The coronavirus pandemic forced Goldman Sachs to slow hiring in its wealth management business last year, though the firm remains committed to eventually expanding the division further, according to CEO David Solomon.

“While the environment has caused us to slow some of our hiring efforts in this area, we remain committed to the growth potential of this franchise,” Solomon said when discussing the performance of Goldman’s consumer and wealth management business at a fourth quarter earnings call with analysts and media.

Goldman hired more than 100 advisors, content specialists and client service specialists in 2020 — fewer than expected due to the pandemic, the firm said in a presentation accompanying the release of its most recent earnings.

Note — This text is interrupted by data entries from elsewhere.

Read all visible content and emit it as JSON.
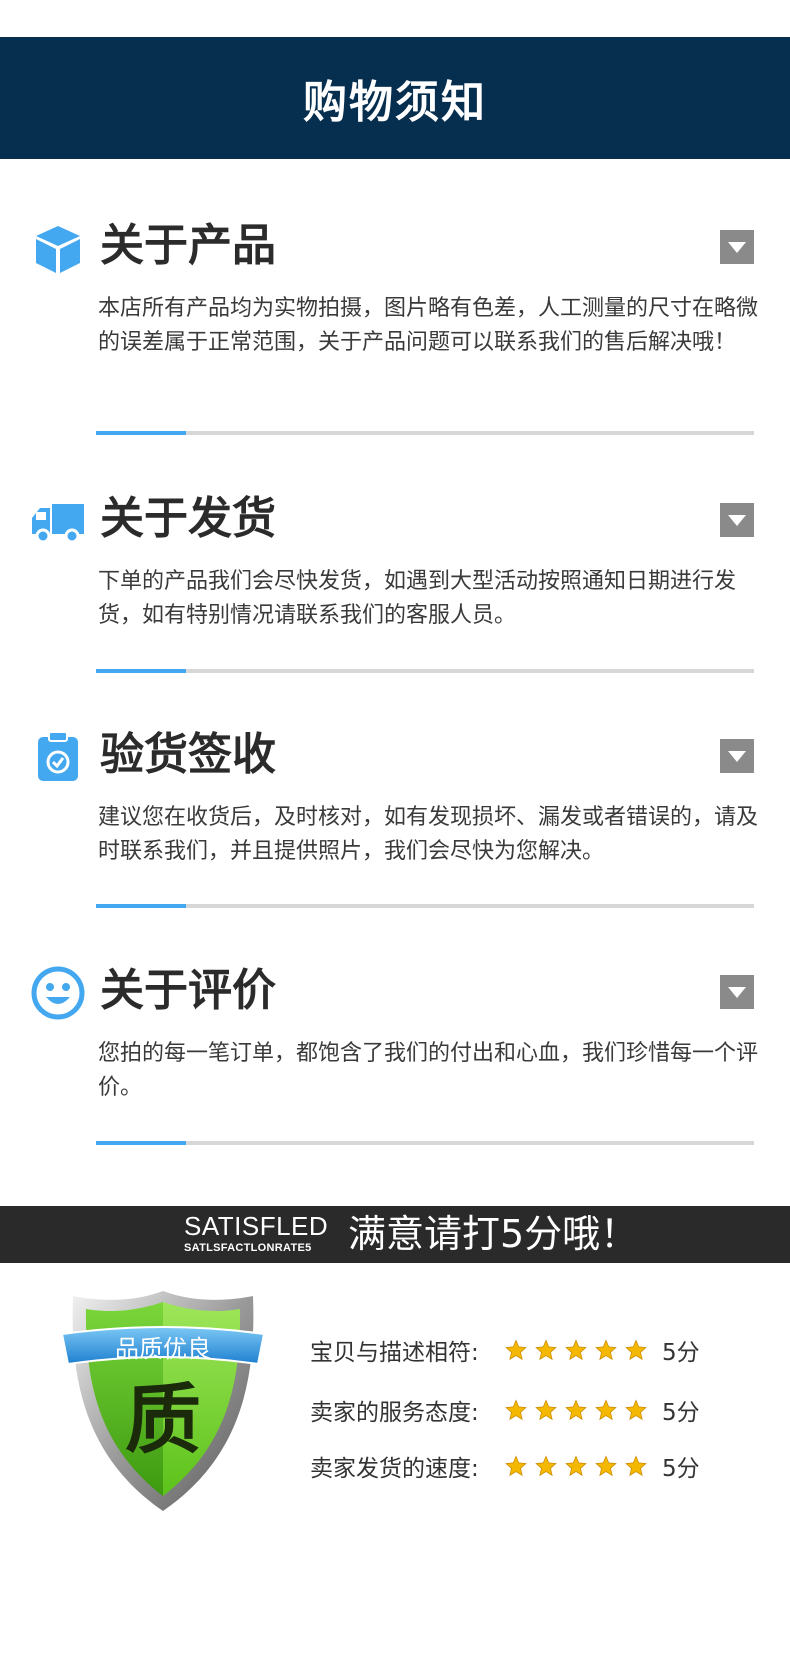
{
  "header": {
    "title": "购物须知"
  },
  "sections": [
    {
      "icon": "box-icon",
      "title": "关于产品",
      "body": "本店所有产品均为实物拍摄，图片略有色差，人工测量的尺寸在略微的误差属于正常范围，关于产品问题可以联系我们的售后解决哦！"
    },
    {
      "icon": "truck-icon",
      "title": "关于发货",
      "body": "下单的产品我们会尽快发货，如遇到大型活动按照通知日期进行发货，如有特别情况请联系我们的客服人员。"
    },
    {
      "icon": "clipboard-check-icon",
      "title": "验货签收",
      "body": "建议您在收货后，及时核对，如有发现损坏、漏发或者错误的，请及时联系我们，并且提供照片，我们会尽快为您解决。"
    },
    {
      "icon": "smiley-icon",
      "title": "关于评价",
      "body": "您拍的每一笔订单，都饱含了我们的付出和心血，我们珍惜每一个评价。"
    }
  ],
  "banner": {
    "en_main": "SATISFLED",
    "en_sub": "SATLSFACTLONRATE5",
    "cn": "满意请打5分哦！"
  },
  "badge": {
    "ribbon_text": "品质优良",
    "center_char": "质"
  },
  "ratings": [
    {
      "label": "宝贝与描述相符:",
      "stars": 5,
      "score": "5分"
    },
    {
      "label": "卖家的服务态度:",
      "stars": 5,
      "score": "5分"
    },
    {
      "label": "卖家发货的速度:",
      "stars": 5,
      "score": "5分"
    }
  ],
  "colors": {
    "header_bg": "#062e4f",
    "accent_blue": "#44a8f0",
    "banner_bg": "#2a2a2a",
    "star": "#f5b800",
    "badge_green": "#5cc21a"
  }
}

At the start of 2020, Solomon identified private wealth management as an area where he wanted to see meaningful growth for the firm, which had planned to increase its ultra-high-net-worth advisor headcount by 250 globally over the following three years.

A Goldman spokesperson declined to provide specific hiring targets the firm hoped to achieve in 2020 or to give the division’s advisor headcount.

Despite the disruption to planned hiring caused by the pandemic, Goldman was able to make meaningful advances in its wealth management business, primarily by expanding its customer base and building out its technology platform, Solomon said during the firm’s most recent earnings call.

As reported, assets under supervision in Goldman’s consumer and wealth management business stood at $615 billion at the end of 2020, up from the $575 billion the unit had at the end of September and the $561 billion it had at the end of 2019. The unit also saw $7 billion in total long-term AUS inflows in the fourth quarter of 2020, up from $4 billion in the third quarter and from $6 billion in the fourth quarter of 2019.

The division remains “integral to our strategic priorities,” Solomon said.

Goldman is also planning to grow both Ayco, the financial planning company it purchased in 2003, and Goldman Sachs Personal Financial Management, its rebrand of RIA United Capital, which it purchased in 2019, according to Solomon.

Solomon noted that Ayco met the target set earlier in 2020 of adding more than 30 new corporate clients onto its platform.